William Hunter of Euclid finished his courses at Mount Union in the summer of 1943. A government and history major, Hunter also minored in drama and speech.

"I participated in 3-act plays every semester. Drama was my main extracurricular activity," recalled Hunter. The war was underway, and Hunter chose to participate in a program offered by the Navy for people who had just finished or were close to finishing college.

"I was sent to Chicago to Northwestern University, which the Navy had taken over, for midshipman's school," said Hunter.

His involvement in the Navy led him overseas, where he was part of the invasion of Normandy. Hunter's career was spent as a principal and administrator for various schools. He served as principal of North Lincoln, Franklin and Riverside in the Alliance area, was an assistant principal and later principal of Euclid High School. He finished his career as an administrator for Maple Heights School District.

When he was contacted by Mount Union about the possibility of participating in graduation ceremonies, Hunter said he immediately agreed, thinking that it would "be fun."

"I have a lot of history at Mount Union," said Hunter, whose sister, two brothers, daughter and two grandsons are all graduates of the College.

Earle Wise of Alliance was also unable to take part in his graduation ceremonies in 1943 because he was in the service. Although he would have liked to participate in the graduation ceremonies that year, his unique situation lead to a memorable moment for his mother. Mount Union offered her the opportunity to take part in the ceremony and accept his diploma.

"She had not even graduated from high school, and it was one of her greatest moments," Wise recalls fondly.

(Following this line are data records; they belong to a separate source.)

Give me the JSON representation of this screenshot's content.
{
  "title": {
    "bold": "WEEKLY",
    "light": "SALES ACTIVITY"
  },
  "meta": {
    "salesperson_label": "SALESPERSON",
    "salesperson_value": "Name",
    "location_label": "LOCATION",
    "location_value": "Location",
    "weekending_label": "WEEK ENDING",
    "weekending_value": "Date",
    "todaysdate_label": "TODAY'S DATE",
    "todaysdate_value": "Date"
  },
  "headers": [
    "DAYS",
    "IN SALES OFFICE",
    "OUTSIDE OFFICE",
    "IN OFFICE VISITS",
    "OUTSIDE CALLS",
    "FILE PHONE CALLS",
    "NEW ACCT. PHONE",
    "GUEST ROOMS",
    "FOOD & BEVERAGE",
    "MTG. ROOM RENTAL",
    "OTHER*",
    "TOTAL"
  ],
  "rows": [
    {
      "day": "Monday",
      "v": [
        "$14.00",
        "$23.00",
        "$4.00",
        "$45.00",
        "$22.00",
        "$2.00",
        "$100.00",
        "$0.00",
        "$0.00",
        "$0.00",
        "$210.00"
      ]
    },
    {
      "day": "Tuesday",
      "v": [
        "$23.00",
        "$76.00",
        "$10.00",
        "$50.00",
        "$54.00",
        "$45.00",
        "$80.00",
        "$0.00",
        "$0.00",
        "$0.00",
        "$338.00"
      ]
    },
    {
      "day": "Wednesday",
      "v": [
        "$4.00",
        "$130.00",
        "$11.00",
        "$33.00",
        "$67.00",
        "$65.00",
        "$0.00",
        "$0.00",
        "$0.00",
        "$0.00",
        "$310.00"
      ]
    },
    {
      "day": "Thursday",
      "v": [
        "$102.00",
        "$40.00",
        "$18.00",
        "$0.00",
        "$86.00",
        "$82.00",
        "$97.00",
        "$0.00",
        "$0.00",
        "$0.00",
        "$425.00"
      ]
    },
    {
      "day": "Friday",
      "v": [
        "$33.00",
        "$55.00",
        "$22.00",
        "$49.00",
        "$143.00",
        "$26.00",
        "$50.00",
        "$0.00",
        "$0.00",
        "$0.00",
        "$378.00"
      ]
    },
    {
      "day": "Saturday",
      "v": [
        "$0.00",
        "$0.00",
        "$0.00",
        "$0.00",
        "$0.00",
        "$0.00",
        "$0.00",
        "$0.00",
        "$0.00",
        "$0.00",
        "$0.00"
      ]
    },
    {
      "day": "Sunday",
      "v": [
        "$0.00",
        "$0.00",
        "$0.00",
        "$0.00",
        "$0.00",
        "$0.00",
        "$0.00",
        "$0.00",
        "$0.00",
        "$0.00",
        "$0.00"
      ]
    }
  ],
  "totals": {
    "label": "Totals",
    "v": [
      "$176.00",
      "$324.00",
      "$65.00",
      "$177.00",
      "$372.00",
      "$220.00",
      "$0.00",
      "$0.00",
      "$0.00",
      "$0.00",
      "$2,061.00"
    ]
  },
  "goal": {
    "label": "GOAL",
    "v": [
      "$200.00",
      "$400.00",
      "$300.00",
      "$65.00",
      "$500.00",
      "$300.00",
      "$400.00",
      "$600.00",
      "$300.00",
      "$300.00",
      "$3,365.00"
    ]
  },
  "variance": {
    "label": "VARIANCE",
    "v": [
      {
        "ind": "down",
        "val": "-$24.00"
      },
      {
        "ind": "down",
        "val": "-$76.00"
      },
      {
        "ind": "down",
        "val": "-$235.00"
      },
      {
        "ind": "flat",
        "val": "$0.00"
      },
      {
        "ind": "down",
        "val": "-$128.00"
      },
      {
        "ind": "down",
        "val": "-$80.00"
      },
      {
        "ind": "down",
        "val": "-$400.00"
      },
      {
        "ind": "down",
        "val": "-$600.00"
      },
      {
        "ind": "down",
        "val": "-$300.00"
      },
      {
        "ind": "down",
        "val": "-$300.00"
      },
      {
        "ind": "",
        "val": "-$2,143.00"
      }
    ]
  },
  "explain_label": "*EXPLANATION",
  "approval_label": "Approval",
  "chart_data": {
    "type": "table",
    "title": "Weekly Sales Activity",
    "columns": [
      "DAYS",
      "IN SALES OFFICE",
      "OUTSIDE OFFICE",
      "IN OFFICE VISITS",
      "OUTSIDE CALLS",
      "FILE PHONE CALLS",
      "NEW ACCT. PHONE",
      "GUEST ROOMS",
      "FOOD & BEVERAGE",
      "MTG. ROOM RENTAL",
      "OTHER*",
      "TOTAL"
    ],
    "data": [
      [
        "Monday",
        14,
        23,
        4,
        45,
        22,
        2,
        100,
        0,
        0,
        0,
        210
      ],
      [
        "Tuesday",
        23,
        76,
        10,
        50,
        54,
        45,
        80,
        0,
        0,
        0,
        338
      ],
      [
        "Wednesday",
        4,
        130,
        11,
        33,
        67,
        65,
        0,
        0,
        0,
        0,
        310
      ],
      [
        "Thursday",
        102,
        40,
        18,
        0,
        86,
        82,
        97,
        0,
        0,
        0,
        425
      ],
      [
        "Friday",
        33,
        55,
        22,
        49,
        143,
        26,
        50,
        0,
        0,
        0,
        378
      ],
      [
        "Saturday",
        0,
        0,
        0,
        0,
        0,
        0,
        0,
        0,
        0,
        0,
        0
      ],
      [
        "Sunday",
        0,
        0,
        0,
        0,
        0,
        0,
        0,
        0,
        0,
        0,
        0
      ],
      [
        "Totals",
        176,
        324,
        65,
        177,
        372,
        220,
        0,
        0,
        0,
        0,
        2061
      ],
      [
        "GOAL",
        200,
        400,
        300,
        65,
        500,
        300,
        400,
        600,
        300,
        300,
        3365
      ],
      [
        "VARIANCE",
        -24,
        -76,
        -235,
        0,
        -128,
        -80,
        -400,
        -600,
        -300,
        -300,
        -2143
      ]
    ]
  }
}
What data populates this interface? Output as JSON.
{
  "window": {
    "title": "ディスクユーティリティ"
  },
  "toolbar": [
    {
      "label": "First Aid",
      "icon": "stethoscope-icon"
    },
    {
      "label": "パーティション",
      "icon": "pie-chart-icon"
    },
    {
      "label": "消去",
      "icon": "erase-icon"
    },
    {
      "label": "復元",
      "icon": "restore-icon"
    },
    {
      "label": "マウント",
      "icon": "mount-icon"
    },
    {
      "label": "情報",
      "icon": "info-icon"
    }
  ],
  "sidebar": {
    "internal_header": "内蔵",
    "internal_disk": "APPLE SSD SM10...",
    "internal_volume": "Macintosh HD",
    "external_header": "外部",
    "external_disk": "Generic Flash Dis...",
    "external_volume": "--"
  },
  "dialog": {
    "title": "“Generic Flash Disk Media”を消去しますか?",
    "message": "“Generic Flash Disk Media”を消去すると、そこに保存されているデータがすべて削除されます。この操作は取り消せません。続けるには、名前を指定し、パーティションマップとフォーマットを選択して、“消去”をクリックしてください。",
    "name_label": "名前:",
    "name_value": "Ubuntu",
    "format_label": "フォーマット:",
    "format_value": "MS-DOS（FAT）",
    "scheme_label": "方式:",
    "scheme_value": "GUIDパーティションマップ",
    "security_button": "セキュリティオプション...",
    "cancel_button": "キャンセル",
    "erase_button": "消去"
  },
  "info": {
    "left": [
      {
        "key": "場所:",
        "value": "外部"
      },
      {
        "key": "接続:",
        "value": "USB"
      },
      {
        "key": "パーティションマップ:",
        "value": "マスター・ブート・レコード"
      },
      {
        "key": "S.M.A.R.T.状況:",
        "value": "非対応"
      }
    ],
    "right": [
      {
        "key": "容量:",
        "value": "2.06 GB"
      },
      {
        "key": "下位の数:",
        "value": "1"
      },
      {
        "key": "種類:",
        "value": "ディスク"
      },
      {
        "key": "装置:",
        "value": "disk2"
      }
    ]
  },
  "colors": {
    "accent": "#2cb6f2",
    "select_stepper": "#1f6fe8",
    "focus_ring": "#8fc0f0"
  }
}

Wise spent several years in the service, and he was eventually sent to Korea for two years as part of the military government. When he returned to the States, he attended law school, graduating from the University of Michigan. He practiced law for many years in Canton and became a judge for the court of appeals.

Following the graduation ceremony, which resulted in a standing ovation for the three veterans, Minkin said that he was "thrilled" with the experience.

"I was momentarily taken back 60 years," said Minkin. "It did not feel like it was a stage that I was on when I received my diploma-- it felt more like a cloud!"